По крайней мере, тут все без изменений. Ханна отгородится от тебя, если не захочет слушать, что ты говоришь. Я знаю это не понаслышке. Три года назад я причинил ей боль. И чтобы не остаться в накладе, она оборвала все общение и причинила мне боль в ответ.
Я слышал, как Ханна и ее мама спорили насчет преподавания в каникулярной библейской школе при церкви, но она наотрез отказалась. Ее мама просила Ханну повозить меня по городу. Вряд ли она будет моим первым кандидатом. Но прошла неделя, а других вариантов не представилось. Так что теперь я бы смирился с ее отношением ко мне только для того, чтобы выйти, наконец, из дома и хоть что-то сделать.
Прямо сейчас я мечтаю о карне асада и тако с рыбой. У меня текут слюнки при мысли о гамбургерах и картошке фри из In-N-Out. Я убить готов за итальянский саб от Jersey Mike’s.
Без обид, хоть миссис Чо очень хорошо готовит, меня тошнит от корейской кухни. Я подозреваю, что большую часть времени мы едим дома, потому что мама до сих пор опасается всего, на что у меня аллергия, и нам не очень хорошо известна здешняя еда. Но я провел исследование. На самом деле рестораны в Америке гораздо более осведомлены и осторожны в отношении пищевой аллергии, чем в Корее. А моя аллергия в последнее время стала менее жесткой благодаря лекарству, которое я принимал, участвуя в клинических испытаниях. Размышляя о том, как действует это лекарство и будет ли оно доступно для других детей, страдающих от тяжелой аллергии, прихожу к выводу, что, возможно, пребывание в Корее того стоит, хоть моя работа там столь ответственна и трудна.
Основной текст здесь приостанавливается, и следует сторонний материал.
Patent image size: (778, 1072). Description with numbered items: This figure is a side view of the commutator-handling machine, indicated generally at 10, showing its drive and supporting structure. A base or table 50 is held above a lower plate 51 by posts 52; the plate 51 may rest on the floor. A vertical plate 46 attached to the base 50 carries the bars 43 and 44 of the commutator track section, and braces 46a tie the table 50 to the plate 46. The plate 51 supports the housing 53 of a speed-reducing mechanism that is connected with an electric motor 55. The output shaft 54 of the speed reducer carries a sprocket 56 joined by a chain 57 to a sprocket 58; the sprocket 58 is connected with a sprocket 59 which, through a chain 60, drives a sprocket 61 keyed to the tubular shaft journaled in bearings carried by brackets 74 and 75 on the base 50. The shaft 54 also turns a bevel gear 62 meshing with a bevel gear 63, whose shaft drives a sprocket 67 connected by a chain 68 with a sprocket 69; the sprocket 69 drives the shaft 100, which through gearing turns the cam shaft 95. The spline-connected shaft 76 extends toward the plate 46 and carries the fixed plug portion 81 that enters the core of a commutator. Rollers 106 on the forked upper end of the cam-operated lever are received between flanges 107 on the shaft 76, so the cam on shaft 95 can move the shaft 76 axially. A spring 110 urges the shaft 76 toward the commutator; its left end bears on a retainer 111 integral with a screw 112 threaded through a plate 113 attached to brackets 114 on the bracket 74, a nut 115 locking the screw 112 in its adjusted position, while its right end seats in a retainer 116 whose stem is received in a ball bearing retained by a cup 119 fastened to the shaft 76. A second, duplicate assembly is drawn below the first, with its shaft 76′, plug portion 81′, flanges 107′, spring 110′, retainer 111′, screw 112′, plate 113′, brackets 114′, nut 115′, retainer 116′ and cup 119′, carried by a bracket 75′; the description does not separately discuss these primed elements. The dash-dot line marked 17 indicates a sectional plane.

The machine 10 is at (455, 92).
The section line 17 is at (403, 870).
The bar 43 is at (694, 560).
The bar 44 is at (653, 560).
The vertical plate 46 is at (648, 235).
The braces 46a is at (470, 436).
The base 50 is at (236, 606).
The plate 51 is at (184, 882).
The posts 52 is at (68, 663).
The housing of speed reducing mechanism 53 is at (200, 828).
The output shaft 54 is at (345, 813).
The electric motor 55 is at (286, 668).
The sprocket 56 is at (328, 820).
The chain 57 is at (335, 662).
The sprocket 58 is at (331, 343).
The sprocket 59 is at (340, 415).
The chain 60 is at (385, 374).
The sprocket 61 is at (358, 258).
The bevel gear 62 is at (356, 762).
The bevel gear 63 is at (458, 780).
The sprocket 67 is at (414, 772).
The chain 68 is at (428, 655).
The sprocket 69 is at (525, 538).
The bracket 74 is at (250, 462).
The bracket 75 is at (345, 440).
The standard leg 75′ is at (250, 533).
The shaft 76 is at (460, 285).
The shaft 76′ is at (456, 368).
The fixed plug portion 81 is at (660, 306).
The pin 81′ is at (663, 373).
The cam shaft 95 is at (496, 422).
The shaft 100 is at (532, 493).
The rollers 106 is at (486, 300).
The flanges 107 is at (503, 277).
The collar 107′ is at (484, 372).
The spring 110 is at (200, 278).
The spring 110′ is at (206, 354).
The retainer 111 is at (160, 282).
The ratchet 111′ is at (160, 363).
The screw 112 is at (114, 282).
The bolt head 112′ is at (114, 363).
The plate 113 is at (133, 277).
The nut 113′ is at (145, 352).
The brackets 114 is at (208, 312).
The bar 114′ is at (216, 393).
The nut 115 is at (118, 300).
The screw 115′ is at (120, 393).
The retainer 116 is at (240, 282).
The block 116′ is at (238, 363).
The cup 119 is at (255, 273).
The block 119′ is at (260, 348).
Я смотрю на приложение для заметок в своем телефоне и добавляю еще два пункта в список «Чем заняться в Сан-Диего», который регулярно составляю. Судя по тому, как идут дела, все это, видимо, просто несбыточная мечта. Мой список мест, которые я хочу посетить, блюд, которые хочу попробовать, разных штук, которые хочу испытать, пока я здесь, кажется бессмысленным. Это все то, по чему я скучаю, вспоминая проведенное здесь детство, и то, что я упустил с тех пор, как перебрался в Корею. И мне нужно, чтобы кто-то меня повозил.
Мне нужна Ханна.
В комнате жарко, и мне становится некомфортно. Замечаю в углу небольшой вентилятор и иду его включать. Он не подключен к сети, поэтому я беру шнур и становлюсь на четвереньки в поисках ближайшей розетки. И лезу под кровать, пытаясь совместить вилку с отверстиями.
Моя рука касается чего-то склизкого. Вытаскиваю перезрелую, почти черную кожуру банана. Вау, это низко даже для Ханны.
Вытираю руку о шорты и тянусь назад в поисках вилки.
– Ой, гадость! – слышу я, лежа на полу.
Это Ханна. Она по ту сторону стены, и она что-то задумала. Почему-то через розетку я слышу намного четче. Видимо, музыка у нее играет из колонки, расположенной выше.
Я слышу, как открывается ее окно, и мои подозрения подтверждаются. Она сваливает.
Я встаю и, выйдя из комнаты, окидываю взглядом коридор. Горизонт чист, и я устремляюсь к входной двери. Лодыжка немного побаливает, но я стараюсь не обращать на это внимания и бегу что есть сил. Приоткрываю дверь, чтобы убедиться, что она меня не видит, и выхожу. Заглядываю за угол, наблюдая, куда она направляется.
На Ханне короткие джинсовые шорты, отчего ее загорелые ноги кажутся намного длиннее. Немного странно видеть кореянку такой загорелой. У большинства девушек в Корее кожа всегда бледная. На ней майка, и я вижу бретельки ее красного купальника, завязанные на шее. А волосы у нее… светлые. Должно быть, она их осветлила за то время, пока избегала меня. Это напоминает мне, как Розэ из BLACKPINK стала блондинкой. Я едва узнаю ее сзади. Но эту походку я ни с чьей не перепутаю.
Отсюда она не может дойти до пляжа. Так куда она, черт возьми, идет?
Я следую за ней пару кварталов, мы движемся к школьному бассейну. Я помню ссору Ханны и ее мамы из-за лагеря спасателей. Миссис Чо запрещает ей туда ходить. А Ханна выбегает из комнаты с криком о том, что ее социальная жизнь разрушена.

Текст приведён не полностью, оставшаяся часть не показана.